Folding Space = fold limited amounts of space at any one time, roughly 1ly - 100ly (light years)(only enough to explore galaxy, game winner)

Space Creasing = fold larger amounts of space at any one time, roughly 1,000ly - 1,000,000,000ly(only enough for intra-galactic trading)

Looking good. I would also add a liquid fuel rocket between Solid Rocket and Ion Thruster sicne its still withing the late modern to early trans-human period. Such as solid rocket would be rocketry and advanced rocketry would be liquid fuel rockets.
 
I am thinking that we should just keep things general and possibly not even reference specific planets. Because if you on a random map you might not be on Earth and if your not on Earth then your probably not even in the same solar system. However there are some constants that make a planet like Earth even exist. One would be that its in the "habitable zone". Another would be the present of a Gas Giant like Jupiter to keep most of the asteroids from hitting the planet (though that might be a cool disaster for the game). The Moon also helped protect us too not to mention the tides would not work without it so its important. So here is my idea for what place in the generic solar system should be available.

- Home Planet's Moon (Ex. Luna)
- Nearest Terrestrial Planet (Ex. Mars)
- Asteroid Belt Mining (Ex Asteroid Belt)
- Gas Giant's Moon (Ex.
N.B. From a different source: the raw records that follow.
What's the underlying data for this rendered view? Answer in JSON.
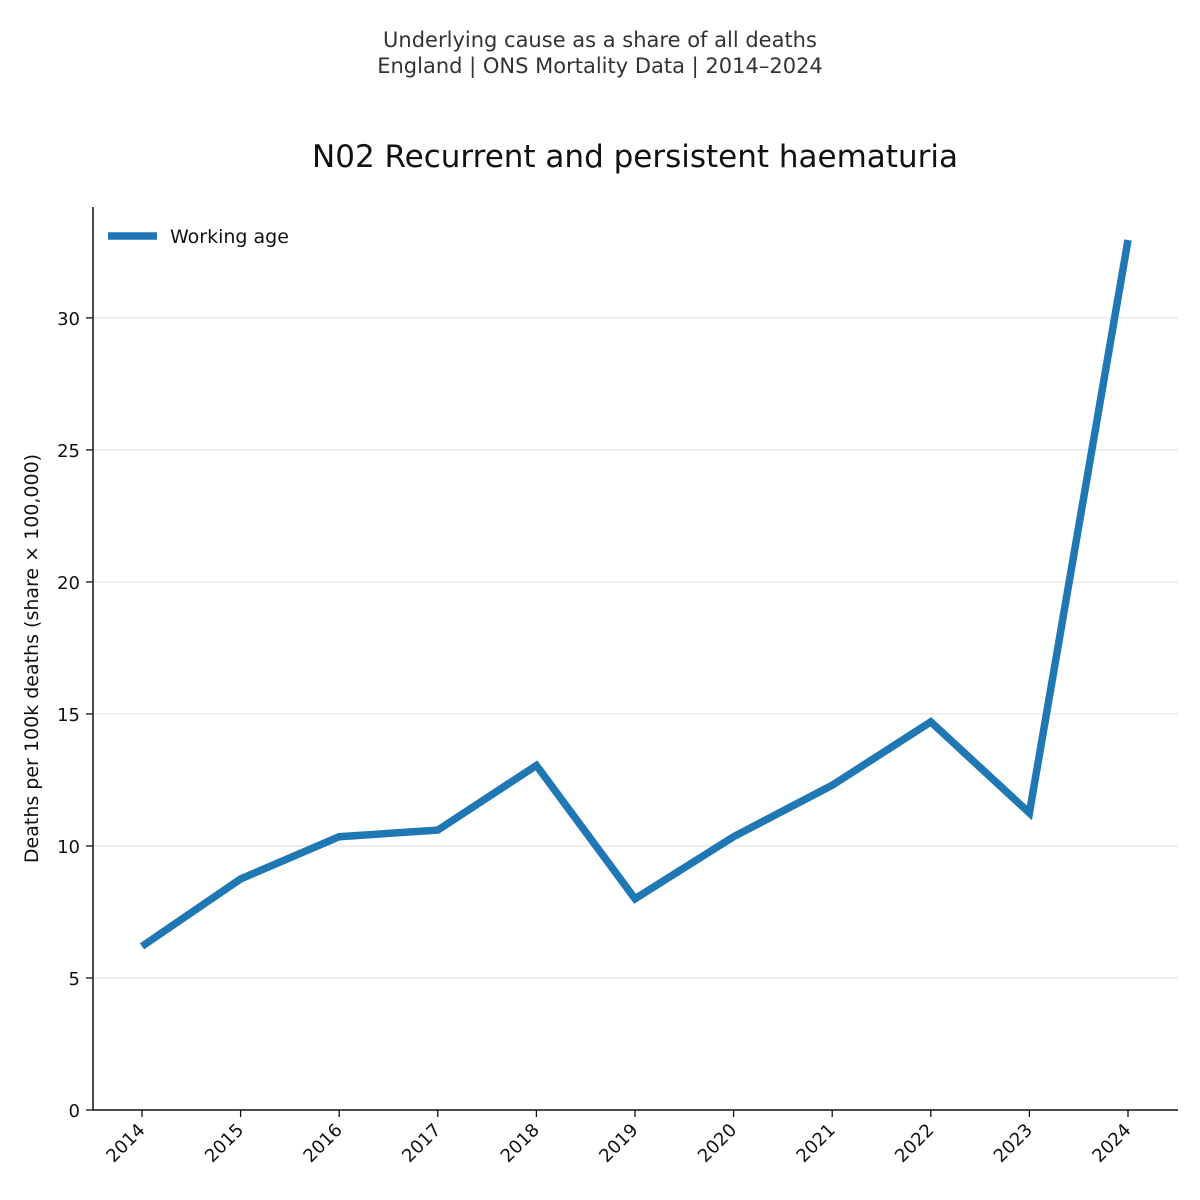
{
  "header": {
    "subtitle_line1": "Underlying cause as a share of all deaths",
    "subtitle_line2": "England | ONS Mortality Data | 2014–2024"
  },
  "chart_data": {
    "type": "line",
    "title": "N02 Recurrent and persistent haematuria",
    "xlabel": "",
    "ylabel": "Deaths per 100k deaths (share × 100,000)",
    "categories": [
      "2014",
      "2015",
      "2016",
      "2017",
      "2018",
      "2019",
      "2020",
      "2021",
      "2022",
      "2023",
      "2024"
    ],
    "yticks": [
      0,
      5,
      10,
      15,
      20,
      25,
      30
    ],
    "ylim": [
      0,
      34.2
    ],
    "grid": "horizontal",
    "legend_position": "top-left",
    "series": [
      {
        "name": "Working age",
        "color": "#1f77b4",
        "values": [
          6.2,
          8.75,
          10.35,
          10.6,
          13.05,
          8.0,
          10.35,
          12.3,
          14.7,
          11.25,
          32.95
        ]
      }
    ]
  }
}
Europa)

Sounds good.

I would also include Space Stations and Space Platforms. Planetary resource extractions would have to include Saturn's Moon Titan as well, which would also make colonies on Jupiter's moon necessary to keep a supply line running.
 
Sounds good.

I would also include Space Stations and Space Platforms. Planetary resource extractions would have to include Saturn's Moon Titan as well, which would also make colonies on Jupiter's moon necessary to keep a supply line running.
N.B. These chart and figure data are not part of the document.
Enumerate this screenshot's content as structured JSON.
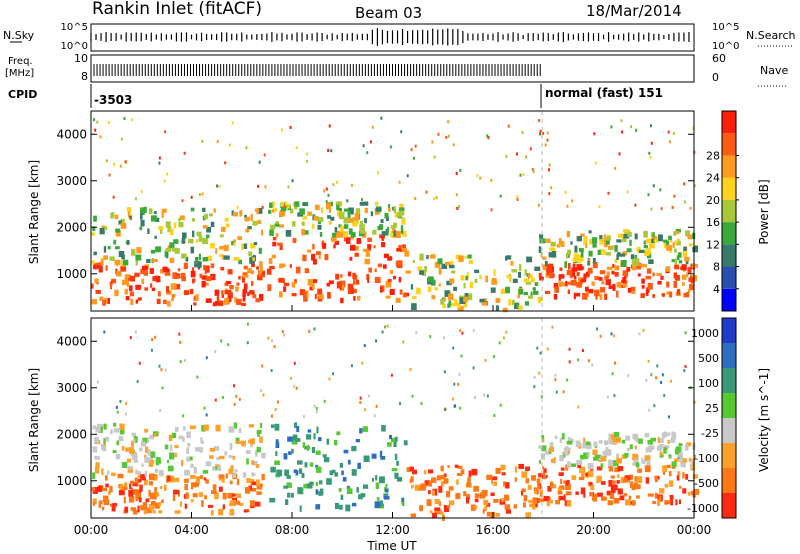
{
  "header": {
    "title": "Rankin Inlet (fitACF)",
    "beam": "Beam 03",
    "date": "18/Mar/2014"
  },
  "panels": {
    "nsky_label": "N.Sky",
    "nsky_ticks": [
      "10^5",
      "10^0"
    ],
    "nsearch_label": "N.Search",
    "nsearch_ticks": [
      "10^5",
      "10^0"
    ],
    "freq_label_1": "Freq.",
    "freq_label_2": "[MHz]",
    "freq_ticks": [
      "8",
      "10"
    ],
    "nave_label": "Nave",
    "nave_ticks": [
      "60",
      "0"
    ],
    "cpid_label": "CPID",
    "cpid_value_1": "-3503",
    "cpid_value_2": "normal (fast) 151"
  },
  "chart_data": [
    {
      "type": "heatmap",
      "parameter": "Power",
      "ylabel": "Slant Range [km]",
      "ylim": [
        200,
        4500
      ],
      "yticks": [
        "1000",
        "2000",
        "3000",
        "4000"
      ],
      "x_range_hours": [
        0,
        24
      ],
      "colorbar_title": "Power [dB]",
      "colorbar_ticks": [
        "4",
        "8",
        "12",
        "16",
        "20",
        "24",
        "28"
      ],
      "colorbar_colors": [
        "#0000ff",
        "#2a4fb0",
        "#3a7a6a",
        "#3aa83a",
        "#a8c83a",
        "#ffd21e",
        "#ff9a1e",
        "#ff5a14",
        "#ff1e0a"
      ],
      "echo_bands": [
        {
          "t0": 0.0,
          "t1": 6.8,
          "r0": 300,
          "r1": 1200,
          "level": "high"
        },
        {
          "t0": 0.0,
          "t1": 6.8,
          "r0": 1200,
          "r1": 2400,
          "level": "medium"
        },
        {
          "t0": 7.0,
          "t1": 12.5,
          "r0": 400,
          "r1": 1800,
          "level": "high"
        },
        {
          "t0": 7.0,
          "t1": 12.5,
          "r0": 1800,
          "r1": 2500,
          "level": "medium"
        },
        {
          "t0": 12.5,
          "t1": 17.8,
          "r0": 200,
          "r1": 1400,
          "level": "medium"
        },
        {
          "t0": 17.8,
          "t1": 24.0,
          "r0": 500,
          "r1": 1200,
          "level": "high"
        },
        {
          "t0": 17.8,
          "t1": 24.0,
          "r0": 1200,
          "r1": 1900,
          "level": "medium"
        }
      ]
    },
    {
      "type": "heatmap",
      "parameter": "Velocity",
      "ylabel": "Slant Range [km]",
      "ylim": [
        200,
        4500
      ],
      "yticks": [
        "1000",
        "2000",
        "3000",
        "4000"
      ],
      "x_range_hours": [
        0,
        24
      ],
      "xticks": [
        "00:00",
        "04:00",
        "08:00",
        "12:00",
        "16:00",
        "20:00",
        "00:00"
      ],
      "xlabel": "Time UT",
      "colorbar_title": "Velocity [m s^-1]",
      "colorbar_ticks": [
        "1000",
        "500",
        "100",
        "25",
        "-25",
        "-100",
        "-500",
        "-1000"
      ],
      "colorbar_colors": [
        "#1e3cc8",
        "#2e6ec0",
        "#3a9a78",
        "#55c832",
        "#c8c8c8",
        "#ffa028",
        "#ff7814",
        "#ff2810"
      ],
      "echo_bands": [
        {
          "t0": 0.0,
          "t1": 6.8,
          "r0": 300,
          "r1": 1100,
          "level": "negative"
        },
        {
          "t0": 0.0,
          "t1": 6.8,
          "r0": 1100,
          "r1": 2200,
          "level": "zero"
        },
        {
          "t0": 7.0,
          "t1": 12.5,
          "r0": 400,
          "r1": 2200,
          "level": "positive"
        },
        {
          "t0": 12.5,
          "t1": 17.8,
          "r0": 200,
          "r1": 1300,
          "level": "negative"
        },
        {
          "t0": 17.8,
          "t1": 24.0,
          "r0": 500,
          "r1": 1300,
          "level": "negative"
        },
        {
          "t0": 17.8,
          "t1": 24.0,
          "r0": 1300,
          "r1": 2000,
          "level": "zero"
        }
      ]
    }
  ]
}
I think we decided to keep it genetic and random on what planets are in the solar system. This means there is no specific Titan but there could be 1 or more habitable moons around 1 or more gas giants in the solar system. In short what I posted would be the minim solar system 1 home moon, 1 terrestrial planet, 1 asteroid belt, 1 gas giant with 1 moon. Beyond that we should probably decide upon a maxim number too. Like max 2 home moons.
 
I think we decided to keep it genetic and random on what planets are in the solar system. This means there is no specific Titan but there could be 1 or more habitable moons around 1 or more gas giants in the solar system. In short what I posted would be the minim solar system 1 home moon, 1 terrestrial planet, 1 asteroid belt, 1 gas giant with 1 moon. Beyond that we should probably decide upon a maxim number too. Like max 2 home moons.
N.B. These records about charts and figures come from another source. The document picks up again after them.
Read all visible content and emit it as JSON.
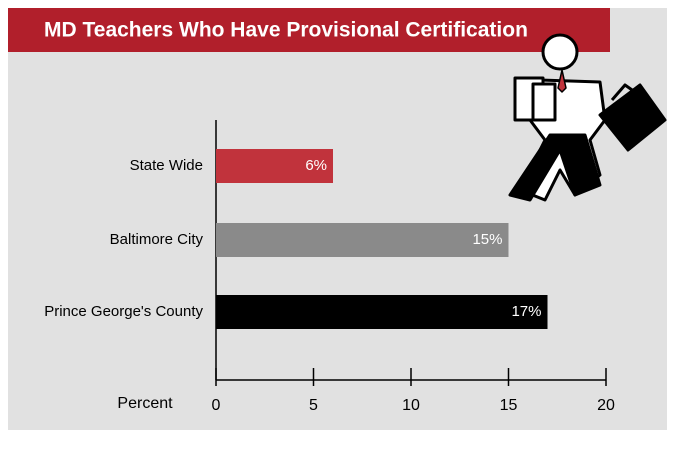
{
  "chart_data": {
    "type": "barh",
    "title": "MD Teachers Who Have Provisional Certification",
    "categories": [
      "State Wide",
      "Baltimore City",
      "Prince George's County"
    ],
    "values": [
      6,
      15,
      17
    ],
    "value_labels": [
      "6%",
      "15%",
      "17%"
    ],
    "colors": [
      "#c1333c",
      "#8a8a8a",
      "#000000"
    ],
    "x_label": "Percent",
    "xlim": [
      0,
      20
    ],
    "xticks": [
      0,
      5,
      10,
      15,
      20
    ]
  }
}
That's the basic gist of a generic solar system, but I was thinking more random probability. This is what I've thought up of the basic layout:
Inner Solar System:
percent decides distance - mercury would be a 15%, mars would be a 85%
0%-12% = no planet zone
13%-30% = too hot, planets have 0 moons
31%-45% = habitable but needs terraforming, planets have 0-1 moons
46%-68% = habitable zone, home world is automatically here, planets have 1-2 moons
69%-88% = habitable but needs terraforming, planets have 0-2 moons
89%-100% = too cold & high chance of asteroid bombardment, planets have 0-2 moons
2-5 planets (excluding home planet)

Asteroid Belt

Outer Solar System:
percent decides distance from belt - Jupiter would be a 20%, Pluto would be a 94%
0%-10% = too close to belt
11%-91% = gas giants
92%-100% = large asteroids
1-5 gas giants
2-20 moons
0%-30% = too close, radiation and heat
31%-60% = habitable, temp relies on distance
61%-100% = too cold
0-3 large asteroids

Asteroid Sphere


I was also thinking of applying BUG's auto naming system to the planets but giving it's discoverer/owner a chance to rename it.

@ Generalstaff
The space stations, platforms, etc would be added by you or an AI so no need to add it to premade spacial objects.
 
@Civ Fuehrer

This looks great! What should we do about other star systems solar systems? Unlike ours they could have anything from gas planets in the inner solar system to binary stars to even all asteroids.

Depending upon the type of star would determine what type of habitable zone there would be when colonizing other star systems.